The 2002 antitrust settlement between Microsoft and the U.S. government has yielded several benefits for consumers, with competing Web browsers, multimedia applications and Web-based services flourishing since the agreement, the U.S. Department of Justice said Thursday.
The DOJ, in an 11-page report, said the settlement seems to be working, despite questions from critics. “There have been a number of developments in the competitive landscape … that suggest that the Final Judgments are accomplishing their stated goal of fostering competitive conditions among middleware products, unimpeded by anticompetitive exclusionary obstacles erected by Microsoft,” said the report, from the DOJ and the group of states led by New York that sued the company.
Among the DOJ’s evidence that the settlement is working: Increased competition to Internet Explorer from other Web browsers such as Firefox and Opera; the popularity of Apple’s iTunes and QuickTime and Adobe Systems’s Flash for handling multimedia content; the increasing use of Web-based services for e-mail and other applications; and the decisions by hardware vendors such as Dell to offer Linux preloaded on their computers.
Apple introduced QuickTime in 1991, long before the antitrust lawsuit. Hardware vendors have been preloading Linux on computers dating back to the late ’90s.
“To be sure, none of the products mentioned … have to date resulted in a dramatic reduction in Microsoft’s PC operation system market share,” the DOJ report said. “The Final Judgements were targeted to reinvigorating competitive conditions that Microsoft had suppressed, not to slicing off some part of Windows’ market share.”
Microsoft, in a statement, said the judgment has fostered competition.
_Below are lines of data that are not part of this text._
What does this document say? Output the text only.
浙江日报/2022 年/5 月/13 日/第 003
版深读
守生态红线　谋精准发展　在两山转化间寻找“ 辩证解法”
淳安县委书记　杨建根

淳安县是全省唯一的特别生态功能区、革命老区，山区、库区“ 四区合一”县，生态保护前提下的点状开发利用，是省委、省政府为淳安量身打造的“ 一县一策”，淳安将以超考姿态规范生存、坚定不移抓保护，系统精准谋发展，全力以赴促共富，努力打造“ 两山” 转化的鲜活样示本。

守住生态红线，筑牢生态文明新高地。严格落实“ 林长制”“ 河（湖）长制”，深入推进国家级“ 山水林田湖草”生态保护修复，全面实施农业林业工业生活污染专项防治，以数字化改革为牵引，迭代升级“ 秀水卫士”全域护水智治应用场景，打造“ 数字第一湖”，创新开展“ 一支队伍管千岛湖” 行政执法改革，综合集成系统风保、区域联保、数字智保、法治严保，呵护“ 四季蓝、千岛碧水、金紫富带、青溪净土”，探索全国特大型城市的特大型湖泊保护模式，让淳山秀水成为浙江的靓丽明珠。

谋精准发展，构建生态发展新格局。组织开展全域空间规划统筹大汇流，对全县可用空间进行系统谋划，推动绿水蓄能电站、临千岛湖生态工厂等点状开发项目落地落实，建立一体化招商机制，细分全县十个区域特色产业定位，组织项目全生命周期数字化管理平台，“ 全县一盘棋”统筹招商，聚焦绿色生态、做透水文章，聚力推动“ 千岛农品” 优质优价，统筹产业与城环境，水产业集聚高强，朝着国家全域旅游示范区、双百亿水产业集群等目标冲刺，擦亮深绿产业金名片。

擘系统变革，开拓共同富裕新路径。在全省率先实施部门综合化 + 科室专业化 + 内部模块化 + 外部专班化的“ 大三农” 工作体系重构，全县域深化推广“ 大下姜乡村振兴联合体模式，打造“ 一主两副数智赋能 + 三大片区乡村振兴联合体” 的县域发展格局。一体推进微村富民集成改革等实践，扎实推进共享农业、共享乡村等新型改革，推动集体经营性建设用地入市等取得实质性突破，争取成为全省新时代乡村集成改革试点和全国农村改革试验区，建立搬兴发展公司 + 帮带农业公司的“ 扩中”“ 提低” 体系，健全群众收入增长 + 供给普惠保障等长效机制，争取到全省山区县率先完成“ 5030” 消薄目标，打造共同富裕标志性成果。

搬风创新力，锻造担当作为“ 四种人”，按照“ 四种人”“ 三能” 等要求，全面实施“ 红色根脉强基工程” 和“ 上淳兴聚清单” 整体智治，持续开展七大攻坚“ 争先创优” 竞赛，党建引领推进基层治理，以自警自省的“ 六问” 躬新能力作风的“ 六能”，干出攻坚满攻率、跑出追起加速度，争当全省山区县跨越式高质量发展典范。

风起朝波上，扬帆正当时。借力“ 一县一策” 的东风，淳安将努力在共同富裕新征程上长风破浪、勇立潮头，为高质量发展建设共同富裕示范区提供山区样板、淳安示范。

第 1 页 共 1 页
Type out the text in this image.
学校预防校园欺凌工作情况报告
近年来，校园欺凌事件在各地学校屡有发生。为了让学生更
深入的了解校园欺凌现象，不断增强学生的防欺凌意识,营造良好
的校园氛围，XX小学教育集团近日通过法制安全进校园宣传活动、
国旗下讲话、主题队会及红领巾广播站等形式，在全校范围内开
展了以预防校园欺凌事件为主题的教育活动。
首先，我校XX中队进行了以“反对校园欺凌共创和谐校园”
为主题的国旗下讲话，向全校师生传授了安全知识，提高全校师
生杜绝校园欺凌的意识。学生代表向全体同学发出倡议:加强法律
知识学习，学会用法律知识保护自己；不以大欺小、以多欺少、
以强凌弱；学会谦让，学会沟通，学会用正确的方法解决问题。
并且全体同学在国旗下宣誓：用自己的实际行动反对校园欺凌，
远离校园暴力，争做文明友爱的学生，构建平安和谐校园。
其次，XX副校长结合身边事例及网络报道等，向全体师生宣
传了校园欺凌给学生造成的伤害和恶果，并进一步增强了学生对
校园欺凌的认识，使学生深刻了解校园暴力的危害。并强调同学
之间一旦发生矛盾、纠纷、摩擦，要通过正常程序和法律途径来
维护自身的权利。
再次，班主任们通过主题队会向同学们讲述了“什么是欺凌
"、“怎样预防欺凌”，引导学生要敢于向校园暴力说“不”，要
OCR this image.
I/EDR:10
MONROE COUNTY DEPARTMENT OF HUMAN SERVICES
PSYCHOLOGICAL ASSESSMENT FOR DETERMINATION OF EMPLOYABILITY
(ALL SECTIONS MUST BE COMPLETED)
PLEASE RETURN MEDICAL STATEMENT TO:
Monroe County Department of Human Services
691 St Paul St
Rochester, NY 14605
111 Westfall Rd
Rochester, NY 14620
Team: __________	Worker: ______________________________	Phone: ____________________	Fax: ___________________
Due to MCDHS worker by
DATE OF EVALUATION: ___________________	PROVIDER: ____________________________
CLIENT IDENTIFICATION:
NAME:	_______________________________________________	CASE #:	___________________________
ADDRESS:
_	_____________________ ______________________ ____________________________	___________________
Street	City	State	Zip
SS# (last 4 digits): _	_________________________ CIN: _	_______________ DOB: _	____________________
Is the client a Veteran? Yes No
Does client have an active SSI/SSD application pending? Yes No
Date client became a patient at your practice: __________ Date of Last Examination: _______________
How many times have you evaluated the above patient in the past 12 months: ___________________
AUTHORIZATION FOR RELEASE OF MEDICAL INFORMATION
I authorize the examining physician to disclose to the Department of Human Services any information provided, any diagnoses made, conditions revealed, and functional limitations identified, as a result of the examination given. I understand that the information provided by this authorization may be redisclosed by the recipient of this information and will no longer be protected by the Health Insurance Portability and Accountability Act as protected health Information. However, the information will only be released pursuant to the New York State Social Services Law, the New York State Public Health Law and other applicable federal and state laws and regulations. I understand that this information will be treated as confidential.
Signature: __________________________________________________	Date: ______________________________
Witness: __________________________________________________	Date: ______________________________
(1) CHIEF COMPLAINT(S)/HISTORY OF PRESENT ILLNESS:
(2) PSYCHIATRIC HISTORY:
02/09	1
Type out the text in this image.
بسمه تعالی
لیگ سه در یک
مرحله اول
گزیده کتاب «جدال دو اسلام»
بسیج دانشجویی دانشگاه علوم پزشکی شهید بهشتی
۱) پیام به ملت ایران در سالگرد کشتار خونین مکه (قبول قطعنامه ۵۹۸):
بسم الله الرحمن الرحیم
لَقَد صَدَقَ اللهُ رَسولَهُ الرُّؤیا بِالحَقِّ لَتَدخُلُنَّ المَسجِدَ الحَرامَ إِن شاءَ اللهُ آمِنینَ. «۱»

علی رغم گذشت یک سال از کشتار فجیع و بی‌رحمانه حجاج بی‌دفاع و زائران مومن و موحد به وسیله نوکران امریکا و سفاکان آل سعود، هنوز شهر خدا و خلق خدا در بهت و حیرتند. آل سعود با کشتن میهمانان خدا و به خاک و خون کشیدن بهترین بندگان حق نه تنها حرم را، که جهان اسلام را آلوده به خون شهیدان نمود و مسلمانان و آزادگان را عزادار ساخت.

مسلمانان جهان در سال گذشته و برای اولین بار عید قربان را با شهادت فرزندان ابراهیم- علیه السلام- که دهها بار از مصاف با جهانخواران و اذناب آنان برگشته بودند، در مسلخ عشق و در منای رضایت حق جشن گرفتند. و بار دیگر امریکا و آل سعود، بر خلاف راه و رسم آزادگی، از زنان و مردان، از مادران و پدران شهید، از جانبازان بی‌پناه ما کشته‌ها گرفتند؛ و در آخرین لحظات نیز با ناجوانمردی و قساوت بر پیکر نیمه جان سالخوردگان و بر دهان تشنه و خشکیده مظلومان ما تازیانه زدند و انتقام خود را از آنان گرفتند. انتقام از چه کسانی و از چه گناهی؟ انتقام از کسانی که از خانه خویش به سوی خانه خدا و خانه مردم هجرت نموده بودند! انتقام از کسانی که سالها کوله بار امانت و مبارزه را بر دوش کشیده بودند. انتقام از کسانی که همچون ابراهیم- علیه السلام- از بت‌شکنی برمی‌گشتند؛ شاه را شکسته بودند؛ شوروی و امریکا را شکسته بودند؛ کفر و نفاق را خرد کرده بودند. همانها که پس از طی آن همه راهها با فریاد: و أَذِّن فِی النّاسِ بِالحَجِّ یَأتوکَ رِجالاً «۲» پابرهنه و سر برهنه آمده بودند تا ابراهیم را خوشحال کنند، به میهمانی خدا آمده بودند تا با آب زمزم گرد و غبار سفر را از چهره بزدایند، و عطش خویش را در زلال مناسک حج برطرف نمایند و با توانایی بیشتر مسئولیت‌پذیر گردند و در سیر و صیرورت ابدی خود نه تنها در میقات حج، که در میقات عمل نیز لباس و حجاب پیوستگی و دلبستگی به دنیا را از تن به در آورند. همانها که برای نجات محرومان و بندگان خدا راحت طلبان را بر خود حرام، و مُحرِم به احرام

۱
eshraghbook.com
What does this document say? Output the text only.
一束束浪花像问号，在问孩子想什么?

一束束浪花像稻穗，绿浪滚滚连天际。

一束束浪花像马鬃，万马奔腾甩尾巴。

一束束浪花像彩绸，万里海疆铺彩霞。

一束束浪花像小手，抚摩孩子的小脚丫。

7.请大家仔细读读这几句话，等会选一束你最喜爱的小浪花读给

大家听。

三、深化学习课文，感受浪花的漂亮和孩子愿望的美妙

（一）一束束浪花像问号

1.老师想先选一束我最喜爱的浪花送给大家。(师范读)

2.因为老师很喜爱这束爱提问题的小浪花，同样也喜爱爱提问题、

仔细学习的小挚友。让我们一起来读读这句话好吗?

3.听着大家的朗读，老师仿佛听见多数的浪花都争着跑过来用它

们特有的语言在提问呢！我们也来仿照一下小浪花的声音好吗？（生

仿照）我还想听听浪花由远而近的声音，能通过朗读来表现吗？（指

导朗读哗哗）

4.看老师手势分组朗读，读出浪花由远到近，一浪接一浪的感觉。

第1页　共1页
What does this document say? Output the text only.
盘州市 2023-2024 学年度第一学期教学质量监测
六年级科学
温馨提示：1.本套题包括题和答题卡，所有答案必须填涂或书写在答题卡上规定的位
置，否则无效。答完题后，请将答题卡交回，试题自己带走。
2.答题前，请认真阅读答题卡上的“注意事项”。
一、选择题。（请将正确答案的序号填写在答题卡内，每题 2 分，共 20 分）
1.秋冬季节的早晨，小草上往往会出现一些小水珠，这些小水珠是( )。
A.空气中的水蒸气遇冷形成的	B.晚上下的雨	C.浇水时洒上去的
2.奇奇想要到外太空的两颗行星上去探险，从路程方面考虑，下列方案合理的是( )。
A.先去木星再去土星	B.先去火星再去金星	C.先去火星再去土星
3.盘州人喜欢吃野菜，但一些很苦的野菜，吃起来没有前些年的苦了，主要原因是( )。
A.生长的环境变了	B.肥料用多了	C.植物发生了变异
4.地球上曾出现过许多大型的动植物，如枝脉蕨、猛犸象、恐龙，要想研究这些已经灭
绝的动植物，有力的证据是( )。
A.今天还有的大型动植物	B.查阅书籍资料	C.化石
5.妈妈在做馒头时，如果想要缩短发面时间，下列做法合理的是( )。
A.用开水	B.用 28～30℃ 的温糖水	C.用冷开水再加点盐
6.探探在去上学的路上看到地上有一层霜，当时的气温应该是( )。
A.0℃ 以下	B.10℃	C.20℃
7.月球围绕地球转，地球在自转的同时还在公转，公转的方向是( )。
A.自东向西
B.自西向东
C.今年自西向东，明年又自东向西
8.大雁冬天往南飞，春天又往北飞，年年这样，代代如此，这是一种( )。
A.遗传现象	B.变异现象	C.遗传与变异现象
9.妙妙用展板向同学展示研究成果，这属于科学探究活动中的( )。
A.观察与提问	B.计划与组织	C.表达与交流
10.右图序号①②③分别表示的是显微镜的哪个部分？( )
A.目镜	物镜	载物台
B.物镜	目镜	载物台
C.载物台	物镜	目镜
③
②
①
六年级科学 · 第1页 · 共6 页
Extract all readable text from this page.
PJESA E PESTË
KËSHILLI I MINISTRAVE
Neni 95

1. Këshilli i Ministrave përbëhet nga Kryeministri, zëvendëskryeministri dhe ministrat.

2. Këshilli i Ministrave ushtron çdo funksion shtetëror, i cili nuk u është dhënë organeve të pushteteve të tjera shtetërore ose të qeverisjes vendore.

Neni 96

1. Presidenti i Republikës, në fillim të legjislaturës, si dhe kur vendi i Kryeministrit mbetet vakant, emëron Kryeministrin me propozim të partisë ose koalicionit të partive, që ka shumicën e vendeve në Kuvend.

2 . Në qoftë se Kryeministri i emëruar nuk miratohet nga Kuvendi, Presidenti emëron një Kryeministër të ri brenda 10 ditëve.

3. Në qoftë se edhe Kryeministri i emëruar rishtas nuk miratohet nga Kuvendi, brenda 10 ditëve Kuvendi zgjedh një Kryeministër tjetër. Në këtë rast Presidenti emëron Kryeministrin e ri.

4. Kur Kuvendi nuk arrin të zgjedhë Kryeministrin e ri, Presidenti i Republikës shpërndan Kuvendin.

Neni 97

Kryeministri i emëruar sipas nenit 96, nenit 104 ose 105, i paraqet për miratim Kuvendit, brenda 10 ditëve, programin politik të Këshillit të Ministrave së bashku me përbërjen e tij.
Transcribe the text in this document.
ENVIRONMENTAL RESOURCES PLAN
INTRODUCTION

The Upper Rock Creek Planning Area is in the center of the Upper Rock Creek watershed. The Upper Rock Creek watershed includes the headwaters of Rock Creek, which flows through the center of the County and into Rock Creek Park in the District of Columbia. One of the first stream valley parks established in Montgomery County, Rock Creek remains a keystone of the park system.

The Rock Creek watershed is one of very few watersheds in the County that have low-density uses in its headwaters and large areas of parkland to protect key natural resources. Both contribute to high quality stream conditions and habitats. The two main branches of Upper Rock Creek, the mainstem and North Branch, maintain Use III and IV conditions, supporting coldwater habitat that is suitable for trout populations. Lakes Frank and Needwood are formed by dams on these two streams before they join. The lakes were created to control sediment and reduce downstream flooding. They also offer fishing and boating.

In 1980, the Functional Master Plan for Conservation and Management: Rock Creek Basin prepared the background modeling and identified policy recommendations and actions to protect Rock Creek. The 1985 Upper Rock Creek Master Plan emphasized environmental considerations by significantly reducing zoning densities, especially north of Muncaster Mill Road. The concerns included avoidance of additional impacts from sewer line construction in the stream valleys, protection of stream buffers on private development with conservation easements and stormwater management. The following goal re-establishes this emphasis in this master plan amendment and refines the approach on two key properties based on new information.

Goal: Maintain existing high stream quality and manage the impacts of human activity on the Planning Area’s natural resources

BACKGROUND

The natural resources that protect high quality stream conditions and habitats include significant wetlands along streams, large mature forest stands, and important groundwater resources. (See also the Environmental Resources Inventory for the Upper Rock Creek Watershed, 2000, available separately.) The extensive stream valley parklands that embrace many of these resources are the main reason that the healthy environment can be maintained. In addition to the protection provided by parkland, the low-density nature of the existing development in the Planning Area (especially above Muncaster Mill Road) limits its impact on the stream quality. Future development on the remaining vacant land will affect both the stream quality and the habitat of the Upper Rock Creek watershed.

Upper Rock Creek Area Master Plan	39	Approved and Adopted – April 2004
The judgment “defined clear rules for how Microsoft competes without preordaining winners in the technology marketplace,” Brad Smith, Microsoft’s senior vice president and general counsel, said in the statement. “The [judgment] shaped how we view our responsibilities and led us to adopt a set of voluntary principles that will continue to apply even after major parts of the U.S. antitrust ruling expire this November.”
The judgment and competitive principles Microsoft has adopted “provide the industry and consumers with the benefits of ongoing innovation by Microsoft, while creating and preserving robust opportunities for competition,” Smith added.
Microsoft, in its own antitrust status report issued Thursday, said competing middleware products continue to “proliferate.” Seven top PC makers preinstall an average of 35 non-Microsoft software products before shipping them out, the Microsoft report said.
Other groups have questioned the benefits of the settlement. Judge Colleen Kollar-Kotelly, of the U.S. District Court for the District of Columbia, has at times questioned the benefits, even though she approved the judgment.
In a hearing in February 2005, Kollar-Kotelly questioned “what, if any, effect” the judgment has had on the software market.
Another group of states led by California that also sued Microsoft and has been critical of the judgment is scheduled to release its own report by Friday. A status report on Microsoft’s antitrust compliance is scheduled before Kollar-Kotelly on Sept. 11.